Saturday 5 May 2018

It's not me, it's Berkshire: Buffett says his firm's name will outlast him

It's not me, it's Berkshire: Buffett says his firm's name will outlast him

If a major company needs capital or a private firm wants to sell, Warren Buffett’s checkbook is often the one they seek out.

Will that stay the case when it’s someone else’s signature?

That was the question from several Berkshire Hathaway Inc. shareholders at the firm’s annual meeting Saturday, adding a fresh angle to the topic of succession for the 87-year-old chairman. Berkshire’s desire to utilize a cash pile that has grown to more than $100 billion makes finding large-scale deals a key issue for whoever will be the conglomerate’s next leader.

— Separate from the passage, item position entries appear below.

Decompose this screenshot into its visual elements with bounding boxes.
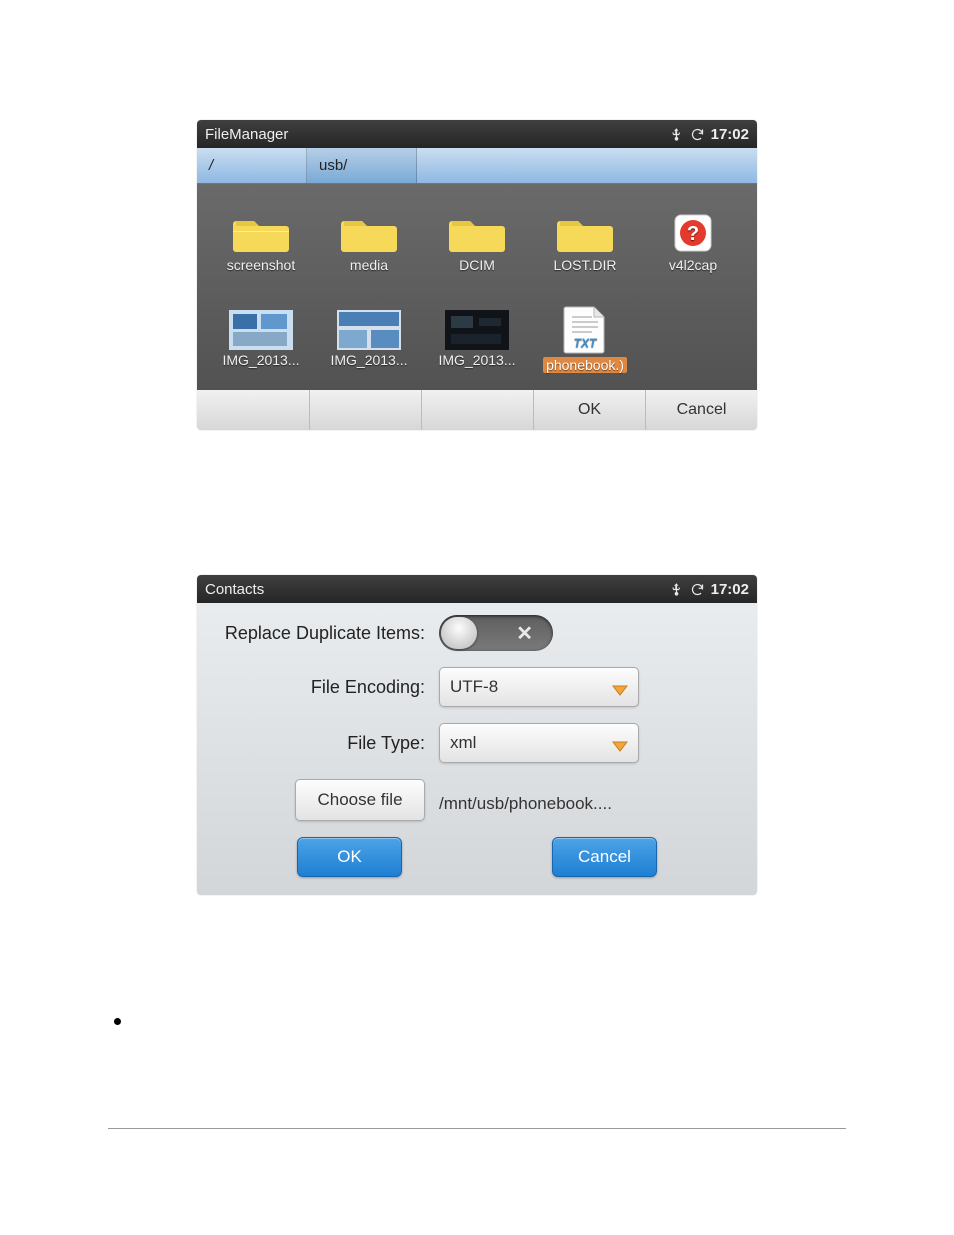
fm-breadcrumb: / usb/ <box>197 148 757 184</box>
usb-icon <box>669 582 684 597</box>
fm-grid: screenshot media DCIM LOST.DIR <box>197 184 757 390</box>
ct-clock: 17:02 <box>711 581 749 598</box>
file-encoding-row: File Encoding: UTF-8 <box>211 667 743 707</box>
fm-statusbar: FileManager 17:02 <box>197 120 757 148</box>
replace-toggle[interactable]: ✕ <box>439 615 553 651</box>
ct-statusbar: Contacts 17:02 <box>197 575 757 603</box>
cancel-button[interactable]: Cancel <box>552 837 657 877</box>
ok-button[interactable]: OK <box>297 837 402 877</box>
fm-tab-root[interactable]: / <box>197 148 307 183</box>
fm-item-image[interactable]: IMG_2013... <box>423 291 531 386</box>
fm-item-folder[interactable]: media <box>315 194 423 289</box>
image-file-icon <box>337 310 401 350</box>
filemanager-screenshot: FileManager 17:02 / usb/ screenshot <box>197 120 757 430</box>
replace-label: Replace Duplicate Items: <box>211 623 425 644</box>
filetype-label: File Type: <box>211 733 425 754</box>
encoding-label: File Encoding: <box>211 677 425 698</box>
encoding-value: UTF-8 <box>450 677 498 697</box>
fm-clock: 17:02 <box>711 126 749 143</box>
contacts-screenshot: Contacts 17:02 Replace Duplicate Items: … <box>197 575 757 895</box>
fm-item-image[interactable]: IMG_2013... <box>207 291 315 386</box>
refresh-icon <box>690 127 705 142</box>
choose-file-row: Choose file /mnt/usb/phonebook.... <box>211 779 743 821</box>
fm-item-image[interactable]: IMG_2013... <box>315 291 423 386</box>
svg-text:?: ? <box>687 223 699 245</box>
fm-footer: OK Cancel <box>197 390 757 430</box>
filetype-value: xml <box>450 733 476 753</box>
chevron-down-icon <box>612 682 628 702</box>
folder-icon <box>448 211 506 255</box>
fm-item-folder[interactable]: LOST.DIR <box>531 194 639 289</box>
svg-text:TXT: TXT <box>574 336 598 350</box>
toggle-knob-icon <box>441 617 477 649</box>
file-type-row: File Type: xml <box>211 723 743 763</box>
fm-footer-cell <box>421 390 533 430</box>
divider <box>108 1128 846 1129</box>
list-bullet-icon <box>114 1018 121 1025</box>
folder-icon <box>556 211 614 255</box>
fm-item-txt-selected[interactable]: TXT phonebook.) <box>531 291 639 386</box>
fm-item-folder[interactable]: screenshot <box>207 194 315 289</box>
choose-file-button[interactable]: Choose file <box>295 779 425 821</box>
encoding-select[interactable]: UTF-8 <box>439 667 639 707</box>
chosen-file-path: /mnt/usb/phonebook.... <box>439 786 612 814</box>
contacts-form: Replace Duplicate Items: ✕ File Encoding… <box>197 603 757 895</box>
fm-footer-cell <box>309 390 421 430</box>
fm-footer-cell <box>197 390 309 430</box>
ok-button[interactable]: OK <box>533 390 645 430</box>
ct-app-title: Contacts <box>205 581 663 598</box>
folder-icon <box>232 211 290 255</box>
unknown-file-icon: ? <box>671 211 715 255</box>
fm-item-folder[interactable]: DCIM <box>423 194 531 289</box>
filetype-select[interactable]: xml <box>439 723 639 763</box>
fm-tab-usb[interactable]: usb/ <box>307 148 417 183</box>
image-file-icon <box>445 310 509 350</box>
folder-icon <box>340 211 398 255</box>
cancel-button[interactable]: Cancel <box>645 390 757 430</box>
fm-app-title: FileManager <box>205 126 663 143</box>
usb-icon <box>669 127 684 142</box>
toggle-off-x-icon: ✕ <box>516 621 533 646</box>
replace-duplicate-row: Replace Duplicate Items: ✕ <box>211 615 743 651</box>
refresh-icon <box>690 582 705 597</box>
fm-item-unknown[interactable]: ? v4l2cap <box>639 194 747 289</box>
fm-empty-slot <box>639 291 747 386</box>
chevron-down-icon <box>612 738 628 758</box>
image-file-icon <box>229 310 293 350</box>
txt-file-icon: TXT <box>562 305 608 355</box>
contacts-buttons: OK Cancel <box>211 837 743 877</box>
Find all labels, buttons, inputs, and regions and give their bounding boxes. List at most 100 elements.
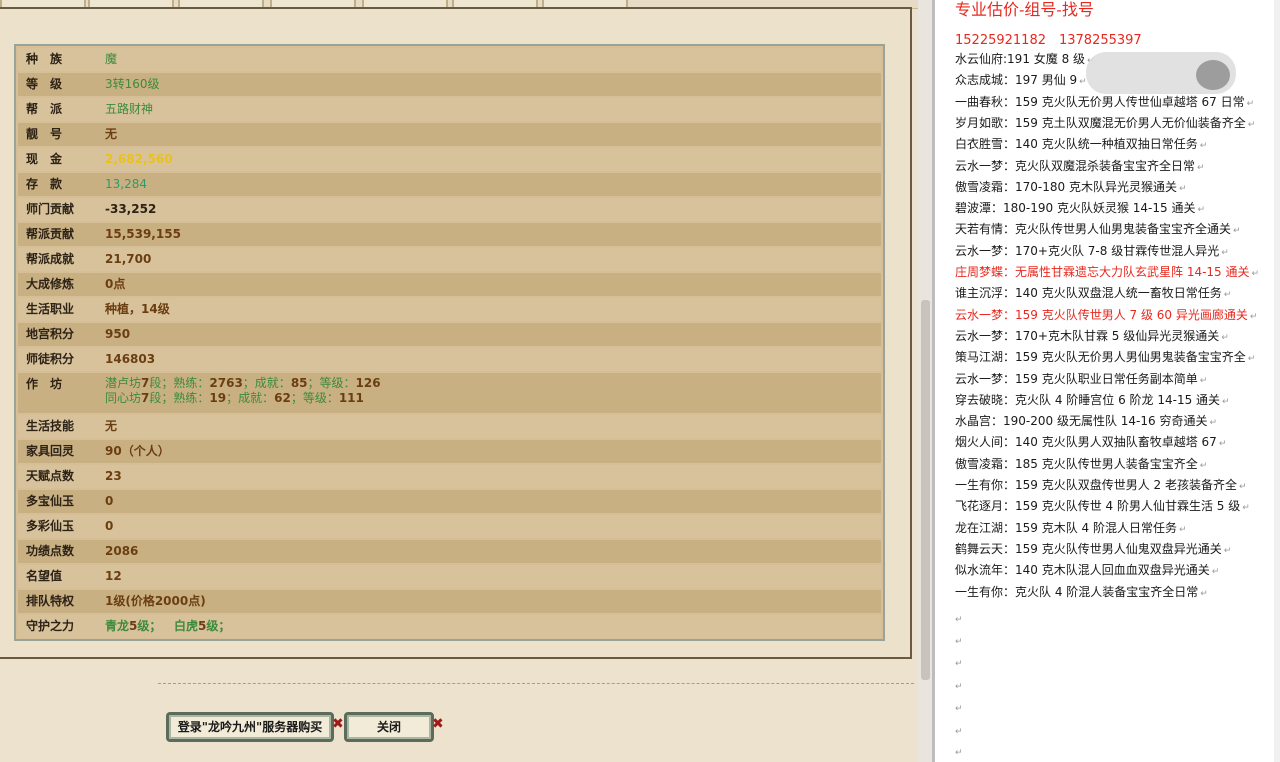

Buffett downplayed any unique skill he has to drum up deals, using his inability to find recent ones as evidence. Berkshire often makes large investments in times of panic, when its stable capital, and not the Buffett name, is the allure, he argued.

“The reputation belongs to Berkshire now,” Buffett said at the meeting in Omaha, Nebraska. “We are the first call and will continue to be the first call.”
Charlie Munger, Buffett’s 94-year-old vice chairman, said already most acquisitions are coming from the chiefs of the company’s operating subsidiaries, not he and Buffett.